CUPE has played a major role in the battle for same-sex spousal pension benefits. In fact, same-sex spousal benefit entitlements stem from the CUPE charter challenge, the very first charter challenge on the matter. The CUPE case successfully challenged the Income Tax Act definition of spouse for the purpose of paying pension benefits under workplace pension plans. April 23, 2008, the victory is 10 years old.
Entitlement to a pension survivor (spousal) benefit is a significant advantage to partners. Pension plans are often the largest family asset so ensuring that one’s spouse is entitled to collect her/his share of the asset is critical.
Where are we today?
Workplace pension plans
It is reasonable to assume that most CUPE member pension plans have been amended to include access for all spouses to the “survivor” pension on the death of the plan member.
But, rules for when a partner is eligible to be named a spouse for the pension survivor benefit vary from province to province and federally. It can even vary from plan to plan within a province. Generally speaking, this is the case if the spouse is common law. Members need to know what the rule is for their pension plan.
Being entitled to a benefit is not enough. It’s a hollow victory if members don’t know they are entitled the benefit. We need to promote the access that same-sex spouses have under our workplace pensions. We need to send a clear message that CUPE members are prepared to defend our rights.
Public pension plans
Canada’s public pension system includes the Canada/Québec Pension Plan (C/QPP) and Old Age Security. Both pay spousal benefits to same-sex partners. However, the government limited the benefit to partners whose spouse died on or after January 1, 1998, rather than allowing benefit payment back to 1985, when the Charter became effective. All survivors and estates are entitled to benefits retroactively up to 12 months prior to the date of the application for the benefit.
The first step was to make same-sex partners eligible for pension survivor benefits. CUPE is proud of our leadership role in achieving this goal – 10 years ago!! There is more to do. The 2007 National Convention strategic directions passed by CUPE membership calls for every CUPE member to have a pension plan by 2013. This focus on pensions provides an opportunity to pay special attention to the provisions in our workplace pension plans and to work on ensuring our lesbian, gay and bisexual membership know about and use the hard won right to same-sex spousal benefits.
Taking action – a checklist
Celebrate the 10th Anniversary of our victory by taking action.
CUPE members, locals and pension activists can use this checklist.
My workplace pension plan has:
- Been amended to give same sex partners pension spousal benefits (if you don’t know ask your CUPE pension trustee, employer or use the disclosure of information provisions of your pension standards law);
- Promoted the right for members to sign-up their same-sex partners for the spousal benefit by:
- Sending a form to each plan member (this allows privacy). You will know because you should have received one.

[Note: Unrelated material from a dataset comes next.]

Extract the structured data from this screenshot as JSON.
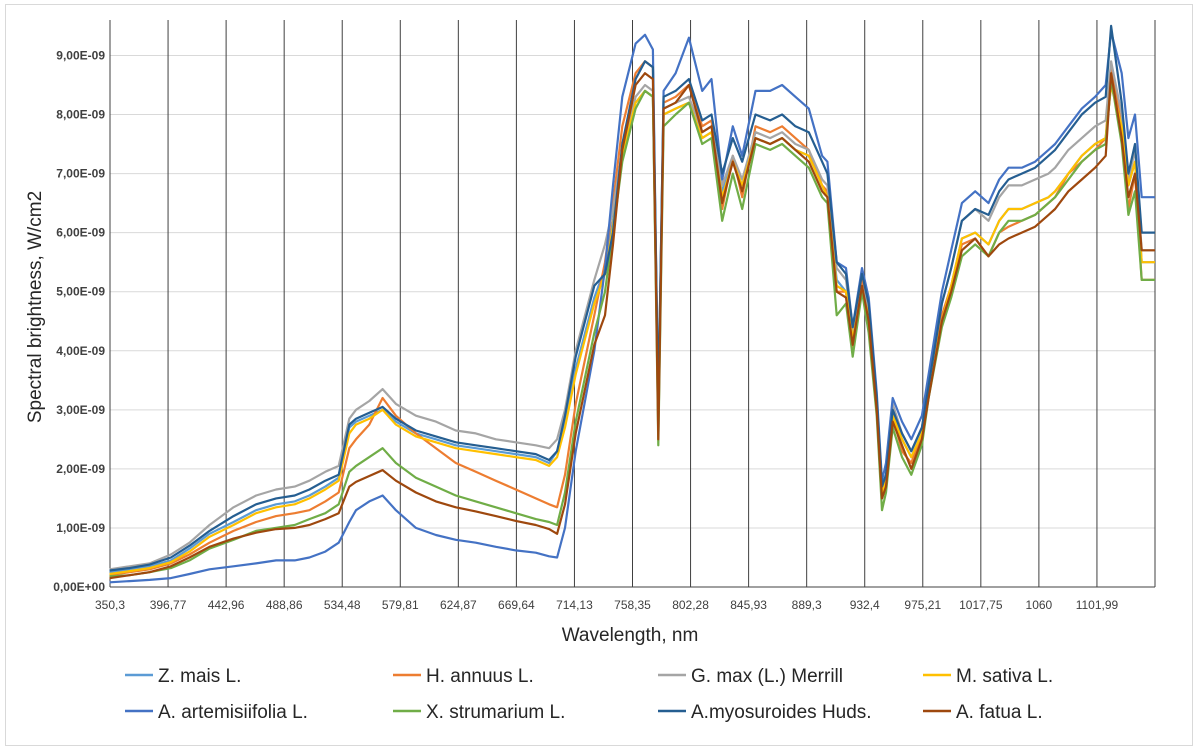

- Including the information in the pension booklet, on the plan website, in plan newsletter.
My Local has:
- Posted announcements on bulletin boards.
- Included information on the web site, newsletters and announcements.
- Informed members to name their common law/married same-sex partner as a beneficiary to C/QPP and OAS.
- Bargained language in the collective agreement.
- Challenged the pension board/ committee if they have not encouraged and disclosed same sex spousal benefits.